Guest post by Becky Hostetler

For the past few years, Southeast Asia has been getting a lot of attention for its expanding consumer base. Companies like McKinsey & Company have taken note of the growing economies in ASEAN countries. McKinsey in particular noted that the countries in ASEAN together make up the seventh largest economy in the world and consuming households in this area will double by 2025. The Boston Consulting Group also wrote that Indonesia, Vietnam and Myanmar are rapidly growing in the middle-class and affluent consumer socioeconomic category.

Not only is the expanding consumer base notable, but the way the consumer base now makes purchases is also notable. Many countries that make up ASEAN have quickly increasing access to mobile technology and have found convenience in using mobile technology to make purchases. With this market change in ASEAN countries in mind, it only makes sense for the ecommerce industry in ASEAN to expand as well. As a result, startups running the gamut of ecommerce opportunities have popped up and quickly become very successful. Especially prominent startups range from cloud-based management software to bitcoin platforms, online retail stores and even logistics services for other ecommerce companies.

Notable in the ecommerce industry is the number of female entrepreneurs taking advantage of this boom in Southeast Asia. These entrepreneurs are able to identify specific needs and connect the common consumer need to shop conveniently through an ecommerce platform. This enables consumers to connect more easily with their needs, and these women have broken the metaphorical glass ceiling through the opportunities they found in the ecommerce industry. These women’s businesses also run the gamut in online services, from fashion and beauty outlets to music and real estate resources.


Some women are even using online shopping to empower other women.
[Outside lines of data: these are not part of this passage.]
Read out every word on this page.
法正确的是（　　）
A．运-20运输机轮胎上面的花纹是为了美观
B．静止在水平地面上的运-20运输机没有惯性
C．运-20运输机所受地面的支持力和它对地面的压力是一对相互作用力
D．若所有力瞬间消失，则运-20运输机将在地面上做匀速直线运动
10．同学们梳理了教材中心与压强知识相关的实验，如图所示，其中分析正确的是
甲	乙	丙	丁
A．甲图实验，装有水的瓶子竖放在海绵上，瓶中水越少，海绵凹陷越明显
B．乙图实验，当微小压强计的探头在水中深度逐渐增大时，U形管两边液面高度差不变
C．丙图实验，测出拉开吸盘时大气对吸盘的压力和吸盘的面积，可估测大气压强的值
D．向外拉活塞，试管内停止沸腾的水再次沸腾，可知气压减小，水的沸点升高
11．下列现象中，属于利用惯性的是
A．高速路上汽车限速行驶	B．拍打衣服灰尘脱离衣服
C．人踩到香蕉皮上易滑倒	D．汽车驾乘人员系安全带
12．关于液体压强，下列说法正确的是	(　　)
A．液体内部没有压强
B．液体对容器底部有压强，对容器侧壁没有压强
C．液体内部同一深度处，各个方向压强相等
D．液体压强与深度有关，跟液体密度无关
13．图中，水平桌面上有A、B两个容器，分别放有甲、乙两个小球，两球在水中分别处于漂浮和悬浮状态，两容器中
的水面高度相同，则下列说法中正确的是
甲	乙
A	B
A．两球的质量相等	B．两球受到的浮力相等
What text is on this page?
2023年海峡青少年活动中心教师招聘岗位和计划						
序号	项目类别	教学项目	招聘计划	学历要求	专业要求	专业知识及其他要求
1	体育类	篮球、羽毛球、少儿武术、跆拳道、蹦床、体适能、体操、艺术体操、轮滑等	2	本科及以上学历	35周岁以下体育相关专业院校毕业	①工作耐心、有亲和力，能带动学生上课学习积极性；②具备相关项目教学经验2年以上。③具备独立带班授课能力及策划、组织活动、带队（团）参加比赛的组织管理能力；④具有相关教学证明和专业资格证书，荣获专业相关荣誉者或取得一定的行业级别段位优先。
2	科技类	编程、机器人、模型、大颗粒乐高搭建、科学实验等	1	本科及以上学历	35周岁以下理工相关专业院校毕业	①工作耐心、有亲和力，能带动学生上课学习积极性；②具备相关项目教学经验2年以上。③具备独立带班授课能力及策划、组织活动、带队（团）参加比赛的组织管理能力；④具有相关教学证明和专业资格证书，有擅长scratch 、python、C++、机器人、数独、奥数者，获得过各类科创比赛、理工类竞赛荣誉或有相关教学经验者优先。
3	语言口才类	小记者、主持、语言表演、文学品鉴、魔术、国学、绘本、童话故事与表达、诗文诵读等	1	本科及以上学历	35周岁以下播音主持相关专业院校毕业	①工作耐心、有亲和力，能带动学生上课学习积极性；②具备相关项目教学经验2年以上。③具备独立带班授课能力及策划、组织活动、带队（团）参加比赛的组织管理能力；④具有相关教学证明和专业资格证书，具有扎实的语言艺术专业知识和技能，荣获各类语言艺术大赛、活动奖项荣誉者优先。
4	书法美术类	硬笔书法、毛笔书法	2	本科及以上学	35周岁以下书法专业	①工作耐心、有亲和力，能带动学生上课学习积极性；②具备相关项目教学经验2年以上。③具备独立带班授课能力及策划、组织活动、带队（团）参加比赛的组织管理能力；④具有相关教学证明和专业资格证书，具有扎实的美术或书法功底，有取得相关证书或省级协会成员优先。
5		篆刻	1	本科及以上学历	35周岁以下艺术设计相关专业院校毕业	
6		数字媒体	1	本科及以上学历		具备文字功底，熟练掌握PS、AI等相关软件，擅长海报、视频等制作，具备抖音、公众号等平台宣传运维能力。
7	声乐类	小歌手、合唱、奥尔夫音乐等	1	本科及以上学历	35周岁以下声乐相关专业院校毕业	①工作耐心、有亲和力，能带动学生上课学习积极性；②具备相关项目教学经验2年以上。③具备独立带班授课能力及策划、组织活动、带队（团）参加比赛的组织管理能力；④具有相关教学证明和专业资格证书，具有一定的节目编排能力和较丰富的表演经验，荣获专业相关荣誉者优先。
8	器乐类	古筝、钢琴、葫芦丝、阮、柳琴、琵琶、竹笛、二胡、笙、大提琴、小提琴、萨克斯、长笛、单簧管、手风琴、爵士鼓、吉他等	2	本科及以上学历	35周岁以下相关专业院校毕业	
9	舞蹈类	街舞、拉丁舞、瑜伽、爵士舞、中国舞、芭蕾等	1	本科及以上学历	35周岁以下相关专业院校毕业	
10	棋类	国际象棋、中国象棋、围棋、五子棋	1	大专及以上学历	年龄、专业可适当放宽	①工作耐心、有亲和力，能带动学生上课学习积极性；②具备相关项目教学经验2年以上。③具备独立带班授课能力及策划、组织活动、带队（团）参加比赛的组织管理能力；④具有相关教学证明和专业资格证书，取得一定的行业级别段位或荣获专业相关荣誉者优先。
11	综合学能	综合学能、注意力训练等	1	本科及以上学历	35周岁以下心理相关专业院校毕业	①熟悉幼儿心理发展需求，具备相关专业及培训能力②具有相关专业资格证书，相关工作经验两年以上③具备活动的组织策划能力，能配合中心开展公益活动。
One entrepreneur, Reese Fernandez-Ruiz, started a business for women artisans in the Philippines to sell their handmade products both online and in retail stores.


Fernandez-Ruiz’s company, Rags2Riches (main photo) helps women in poor communities who make fashion and home accessories by providing a safe and profitable way to sell their products, and has trained 900 people in the business since its start in 2007. In 2015, Fernandez-Ruiz was honored as one of Forbes’ 30 Under 30 Social Entrepreneurs and as a 2010 Young Laureate by the Rolex Awards for Enterprise.